Hampir mendekati pukul satu dini hari, tapi mata Delta membandel. Padahal seharian ini, ia tidak memiliki waktu istirahat karena kelayapan bersama Indri. Badannya pun sudah terasa pegal-pegal dan lega ketika bertemu dengan bantal dan kasur. Namun, yang menjadi masalah kantuknya seketika hilang karena mengingat ucapan mamanya, tadi. Sewaktu dimobil, mau perjalanan pulang menuju apartemen.
"Kamu sudah move on, dari Melly? Secepat itu, Nak?"
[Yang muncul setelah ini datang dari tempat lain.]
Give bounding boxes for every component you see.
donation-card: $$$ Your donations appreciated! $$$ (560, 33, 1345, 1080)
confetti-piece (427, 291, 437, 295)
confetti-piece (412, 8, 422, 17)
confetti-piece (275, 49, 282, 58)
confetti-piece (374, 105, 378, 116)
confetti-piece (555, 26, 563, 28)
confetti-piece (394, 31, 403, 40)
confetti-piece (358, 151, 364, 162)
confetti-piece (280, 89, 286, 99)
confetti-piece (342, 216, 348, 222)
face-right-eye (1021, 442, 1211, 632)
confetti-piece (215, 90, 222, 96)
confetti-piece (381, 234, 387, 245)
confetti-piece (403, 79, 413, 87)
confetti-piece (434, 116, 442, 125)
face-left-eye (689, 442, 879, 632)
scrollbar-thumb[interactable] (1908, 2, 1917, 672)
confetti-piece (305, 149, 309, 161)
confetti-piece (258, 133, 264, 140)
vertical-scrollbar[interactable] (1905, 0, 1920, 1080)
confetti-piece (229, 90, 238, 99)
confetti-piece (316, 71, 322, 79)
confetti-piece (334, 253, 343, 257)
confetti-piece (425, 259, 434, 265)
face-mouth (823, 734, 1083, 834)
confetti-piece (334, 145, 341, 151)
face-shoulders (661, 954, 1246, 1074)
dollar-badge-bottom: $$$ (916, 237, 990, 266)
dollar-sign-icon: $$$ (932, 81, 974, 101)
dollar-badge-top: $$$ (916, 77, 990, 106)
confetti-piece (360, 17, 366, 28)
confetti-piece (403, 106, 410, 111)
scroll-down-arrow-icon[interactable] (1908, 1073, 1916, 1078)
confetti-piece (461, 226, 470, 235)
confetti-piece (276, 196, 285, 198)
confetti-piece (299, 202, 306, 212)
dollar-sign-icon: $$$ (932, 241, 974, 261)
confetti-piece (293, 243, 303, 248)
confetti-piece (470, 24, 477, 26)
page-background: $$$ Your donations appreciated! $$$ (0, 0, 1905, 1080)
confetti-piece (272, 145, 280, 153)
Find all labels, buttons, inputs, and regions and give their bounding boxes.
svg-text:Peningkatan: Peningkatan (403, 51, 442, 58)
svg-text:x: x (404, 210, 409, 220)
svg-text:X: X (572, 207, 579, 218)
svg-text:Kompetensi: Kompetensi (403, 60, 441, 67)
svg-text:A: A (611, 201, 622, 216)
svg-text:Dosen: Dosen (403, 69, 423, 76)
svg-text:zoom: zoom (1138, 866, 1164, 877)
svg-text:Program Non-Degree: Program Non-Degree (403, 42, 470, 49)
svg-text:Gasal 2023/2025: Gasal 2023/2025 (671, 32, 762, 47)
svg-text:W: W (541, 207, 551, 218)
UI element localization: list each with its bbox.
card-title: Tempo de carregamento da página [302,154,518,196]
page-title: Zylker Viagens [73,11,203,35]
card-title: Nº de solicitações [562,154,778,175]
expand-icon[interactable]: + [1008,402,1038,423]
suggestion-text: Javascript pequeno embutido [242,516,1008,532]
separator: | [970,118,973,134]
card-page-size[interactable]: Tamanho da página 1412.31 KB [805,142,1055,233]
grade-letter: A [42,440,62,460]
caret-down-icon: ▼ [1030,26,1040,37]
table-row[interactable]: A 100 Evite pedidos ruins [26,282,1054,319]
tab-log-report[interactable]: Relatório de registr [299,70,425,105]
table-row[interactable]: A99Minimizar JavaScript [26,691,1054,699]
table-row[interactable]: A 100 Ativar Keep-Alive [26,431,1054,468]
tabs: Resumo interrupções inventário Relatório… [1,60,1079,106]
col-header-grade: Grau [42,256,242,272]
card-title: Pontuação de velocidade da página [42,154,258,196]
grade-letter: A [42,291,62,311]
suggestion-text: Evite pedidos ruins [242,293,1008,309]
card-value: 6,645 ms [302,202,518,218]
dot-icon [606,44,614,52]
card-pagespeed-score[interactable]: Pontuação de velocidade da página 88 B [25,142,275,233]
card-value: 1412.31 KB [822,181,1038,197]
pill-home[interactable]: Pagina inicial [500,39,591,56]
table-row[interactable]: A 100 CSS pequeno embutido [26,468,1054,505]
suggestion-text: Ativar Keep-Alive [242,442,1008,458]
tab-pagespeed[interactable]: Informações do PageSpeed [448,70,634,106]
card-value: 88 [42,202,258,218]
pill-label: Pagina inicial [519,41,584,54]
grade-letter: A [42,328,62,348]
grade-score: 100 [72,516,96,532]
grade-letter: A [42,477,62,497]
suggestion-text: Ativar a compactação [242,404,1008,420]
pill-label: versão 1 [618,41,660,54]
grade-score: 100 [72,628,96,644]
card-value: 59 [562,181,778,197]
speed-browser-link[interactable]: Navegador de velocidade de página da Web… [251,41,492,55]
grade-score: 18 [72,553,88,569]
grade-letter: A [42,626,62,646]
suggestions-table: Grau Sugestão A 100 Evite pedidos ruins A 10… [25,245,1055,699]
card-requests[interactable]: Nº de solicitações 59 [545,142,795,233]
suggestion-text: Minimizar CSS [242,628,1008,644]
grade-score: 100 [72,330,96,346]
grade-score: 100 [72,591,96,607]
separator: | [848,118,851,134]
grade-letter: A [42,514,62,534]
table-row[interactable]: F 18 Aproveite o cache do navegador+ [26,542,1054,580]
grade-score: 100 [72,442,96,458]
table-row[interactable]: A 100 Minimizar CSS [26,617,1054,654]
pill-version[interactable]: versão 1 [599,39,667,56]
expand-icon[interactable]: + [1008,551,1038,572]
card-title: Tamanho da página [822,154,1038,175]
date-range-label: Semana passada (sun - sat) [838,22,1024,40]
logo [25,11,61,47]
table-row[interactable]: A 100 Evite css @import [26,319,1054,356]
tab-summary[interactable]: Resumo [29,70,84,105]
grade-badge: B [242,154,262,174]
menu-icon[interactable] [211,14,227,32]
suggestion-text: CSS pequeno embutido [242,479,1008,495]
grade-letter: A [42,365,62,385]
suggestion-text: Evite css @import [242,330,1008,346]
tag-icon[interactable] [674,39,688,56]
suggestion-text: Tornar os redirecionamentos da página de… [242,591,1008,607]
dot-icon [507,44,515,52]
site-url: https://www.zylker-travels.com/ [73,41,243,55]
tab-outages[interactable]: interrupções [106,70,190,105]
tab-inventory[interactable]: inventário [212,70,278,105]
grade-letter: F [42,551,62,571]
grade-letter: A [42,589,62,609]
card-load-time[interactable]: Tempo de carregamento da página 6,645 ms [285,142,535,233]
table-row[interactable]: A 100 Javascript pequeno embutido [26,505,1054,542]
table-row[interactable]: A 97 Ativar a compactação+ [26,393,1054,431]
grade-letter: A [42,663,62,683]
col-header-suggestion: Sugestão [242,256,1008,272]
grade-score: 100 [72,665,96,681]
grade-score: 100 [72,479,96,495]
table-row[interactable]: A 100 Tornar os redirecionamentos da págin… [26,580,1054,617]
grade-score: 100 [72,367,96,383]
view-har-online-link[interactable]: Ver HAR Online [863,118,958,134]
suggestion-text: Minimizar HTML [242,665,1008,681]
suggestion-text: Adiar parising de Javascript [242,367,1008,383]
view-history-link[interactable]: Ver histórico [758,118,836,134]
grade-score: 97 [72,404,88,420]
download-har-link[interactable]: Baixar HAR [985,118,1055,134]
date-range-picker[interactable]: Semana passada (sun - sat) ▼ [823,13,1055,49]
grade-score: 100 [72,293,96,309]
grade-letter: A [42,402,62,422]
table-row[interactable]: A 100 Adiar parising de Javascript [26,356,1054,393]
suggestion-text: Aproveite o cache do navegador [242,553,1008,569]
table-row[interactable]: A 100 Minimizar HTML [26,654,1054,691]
Delta hanya menggelengkan kepalanya.
"Lalu maksud kamu bilang Indri itu calon istri masa depan kamu, itu apa? Cuma benar-benar candaan?"
"Iyalah, Ma, tadi aku kan bilang cuma bercanda." Delta sebetulnya malas ketika nama Melly disenggol. Rasanya emosi yang ia rasakan bisa berkali-kali lipat naiknya. Namun, mau bagaimana lagi, ia tidak tahu caranya menghindar ketika mamanya sudah terlihat sangat serius ingin membahas itu.
"Masalah begitu enggak boleh dibecandain, Dek. Kita enggak tahu hati orang, nanti malah kebawa perasaan, tapi kamunya cuma bercanda."
"Aku yakin kok, Ma kalau Indri enggak akan anggap itu beneran." Delta masih mencoba mengelak padahal ia sudah tahu dirinya itu salah.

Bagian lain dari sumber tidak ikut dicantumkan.